Thanks, Billy, for another shout out!
Some of your givens are not givens, WQ. And that changes a great deal. Especially when things go on for years. Many years.
That said, the occasional negative remark will slip out - under the best of circumstances and certainly under the worst.
Still, every child wants to love both parents. The pain a child goes through when put in the middle is dreadful, and I don't think we know the full extent of that legacy until they're adults. All the more reason to avoid that at all cost.
Not always possible, but always desirable.

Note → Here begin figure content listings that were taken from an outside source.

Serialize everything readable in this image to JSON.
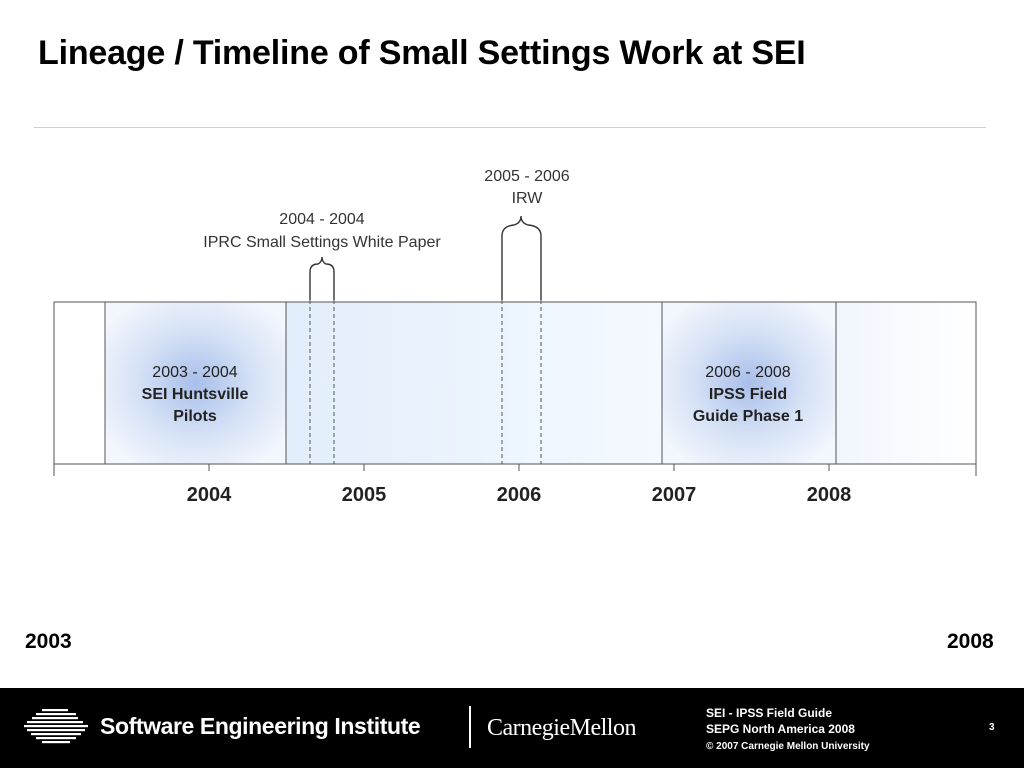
{
  "slide": {
    "title": "Lineage / Timeline of Small Settings Work at SEI",
    "range_start": "2003",
    "range_end": "2008"
  },
  "timeline": {
    "year_ticks": [
      "2004",
      "2005",
      "2006",
      "2007",
      "2008"
    ],
    "periods": [
      {
        "dates": "2003 - 2004",
        "name_lines": [
          "SEI Huntsville",
          "Pilots"
        ]
      },
      {
        "dates": "2006 - 2008",
        "name_lines": [
          "IPSS Field",
          "Guide Phase 1"
        ]
      }
    ],
    "callouts": [
      {
        "dates": "2004 - 2004",
        "name": "IPRC Small Settings White Paper"
      },
      {
        "dates": "2005 - 2006",
        "name": "IRW"
      }
    ]
  },
  "footer": {
    "org_name": "Software Engineering Institute",
    "university": "CarnegieMellon",
    "info_line1": "SEI - IPSS Field Guide",
    "info_line2": "SEPG North America 2008",
    "copyright": "© 2007 Carnegie Mellon University",
    "page_number": "3"
  }
}
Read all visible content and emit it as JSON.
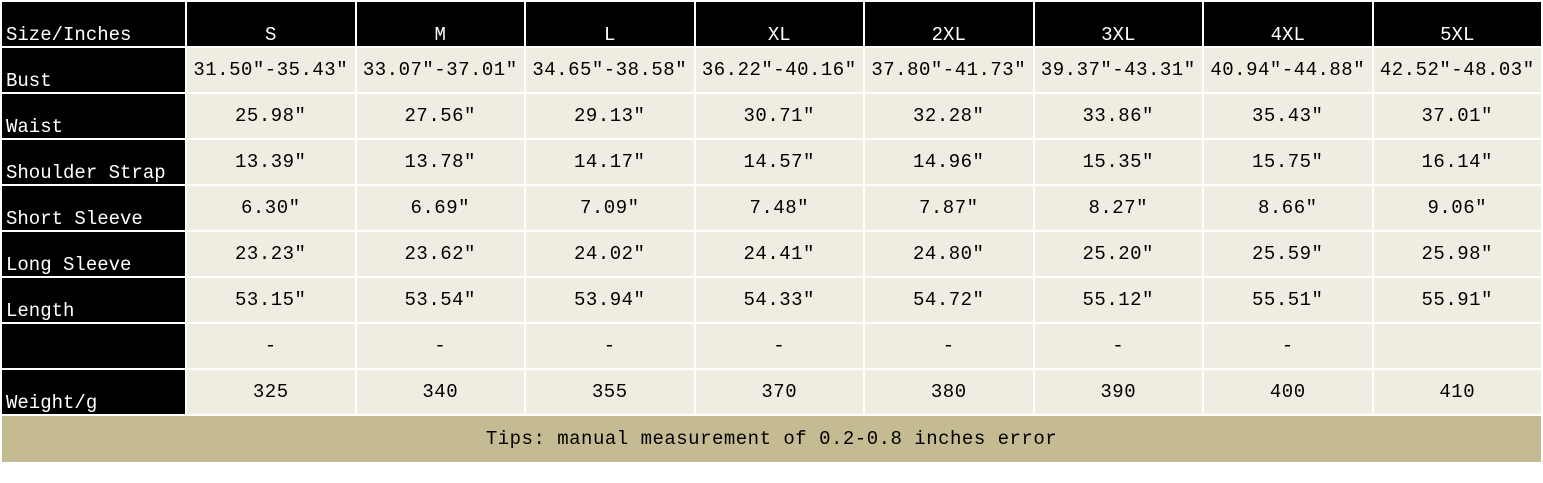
{
  "table": {
    "header": [
      "Size/Inches",
      "S",
      "M",
      "L",
      "XL",
      "2XL",
      "3XL",
      "4XL",
      "5XL"
    ],
    "rows": [
      [
        "Bust",
        "31.50″-35.43″",
        "33.07″-37.01″",
        "34.65″-38.58″",
        "36.22″-40.16″",
        "37.80″-41.73″",
        "39.37″-43.31″",
        "40.94″-44.88″",
        "42.52″-48.03″"
      ],
      [
        "Waist",
        "25.98″",
        "27.56″",
        "29.13″",
        "30.71″",
        "32.28″",
        "33.86″",
        "35.43″",
        "37.01″"
      ],
      [
        "Shoulder Strap",
        "13.39″",
        "13.78″",
        "14.17″",
        "14.57″",
        "14.96″",
        "15.35″",
        "15.75″",
        "16.14″"
      ],
      [
        "Short Sleeve",
        "6.30″",
        "6.69″",
        "7.09″",
        "7.48″",
        "7.87″",
        "8.27″",
        "8.66″",
        "9.06″"
      ],
      [
        "Long Sleeve",
        "23.23″",
        "23.62″",
        "24.02″",
        "24.41″",
        "24.80″",
        "25.20″",
        "25.59″",
        "25.98″"
      ],
      [
        "Length",
        "53.15″",
        "53.54″",
        "53.94″",
        "54.33″",
        "54.72″",
        "55.12″",
        "55.51″",
        "55.91″"
      ],
      [
        null,
        "-",
        "-",
        "-",
        "-",
        "-",
        "-",
        "-",
        null
      ],
      [
        "Weight/g",
        325,
        340,
        355,
        370,
        380,
        390,
        400,
        410
      ]
    ],
    "tips": "Tips: manual measurement of 0.2-0.8 inches error"
  }
}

Hmmmmm maybe you should have read the comments that Allison Morelli actually said to Anthony Morelli and the children, things like wishing him dead in front of a 4 and 6 year old, or calling him a faggot, gay, impotent, asshole, psycho, mentally ill. Oh you didn't read those emails? I guess that's why Allison wanted the site down, so no one would see her abuse over the years. Don't worry, you can read it all when it comes back up, like the time she broke into his house and he had to get a restraining order against her. Why oh why would she marry someone who was an impotent faggot, and then when she finally got away from him, break back into his house and try to move back in with him? Why over the course of the last 7 years would she beg him to come back to her? The man that supposedly abused her so? But I guess calling her jabba (which if you read the description was about her personality) is so much worse than being an abusive alcoholic that abused her kids. There are two sides, and his side was working through all of that abuse and trying to make life better for his kids, and others that are dealing with the same issues. What is Allison's side? The one that continues to stalk Anthony and his girlfriend of almost 8 years, now stalking all of their family and friends as well. Because that is what a stable ex wife does.